The other big moment in this trio of episodes (which, by the way, are “Parting Gifts,” “Somnambulist” and “Expecting”) comes when Detective Kate finds out at last that Angel’s a vampire with some very bad history. For now, their alliance has been set aside, because as a trained crimefighter, Kate can’t partner with a killer—even a reformed one. But I imagine this rift will be healed before too long. (Or perhaps not; I don’t know much of anything about Angel’s future arcs.)
This was also some kind of week for guest stars. In “Somnabulist,” Jeremy Renner (currently garnering raves in The Hurt Locker) pops up as a former student of Angelus, now copying his ex-master’s killing ways in L.A. And in “Expecting,” Josh Randall (best known for a long stretch on Ed and one memorable episode of Lost) plays a bartender, while Cordelia’s ill-intentioned date is played by Ken Marino (a member of The State comedy troupe who’s currently staring in the hilarious Starz sitcom Party Down, after previously appearing in a wide range of movies and TV shows, including a recurring role on Veronica Mars).
All three of these episodes were enjoyable, although “Parting Gifts” was the best, both for its reveal of Wesley (first seen as an avenging bad-ass, then as… well, Wesley), and for a entertainingly twisty plot that has Cordelia getting kidnapped and auctioned off by a very slick, very funny con-man demon. “Somnambulist” and “Expecting” were both quite clever as well, and significant in their own way. (The former for delving back into Angel’s past; the latter for continuing the growth of Cordelia as a character by showing her haunted apartment again, and by giving her one doozy of a dramatic scene when she wakes up full-term pregnant after her one night stand with Marino.)

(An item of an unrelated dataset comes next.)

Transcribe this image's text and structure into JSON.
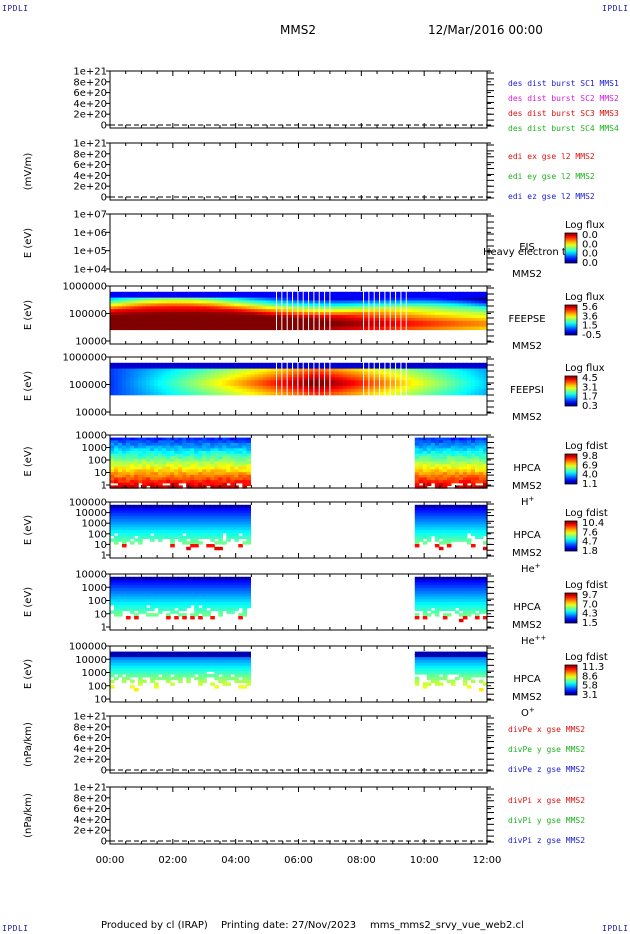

But like I said: When Whedon shows shuffle casts, they change the chemistry, and it usually takes a while to get the formula right. The stretch of Buffy I’m on right now is just about perfectly balanced. Angel's more off-kilter at the moment. The show needs to do more with Wesley than just have him be the one-note comic relief. He needs his own “haunted apartment” or “ability to talk to The Powers That Be” or something. I’m happy to see Wesley again, but right now, Cordelia’s a far, far more interesting character.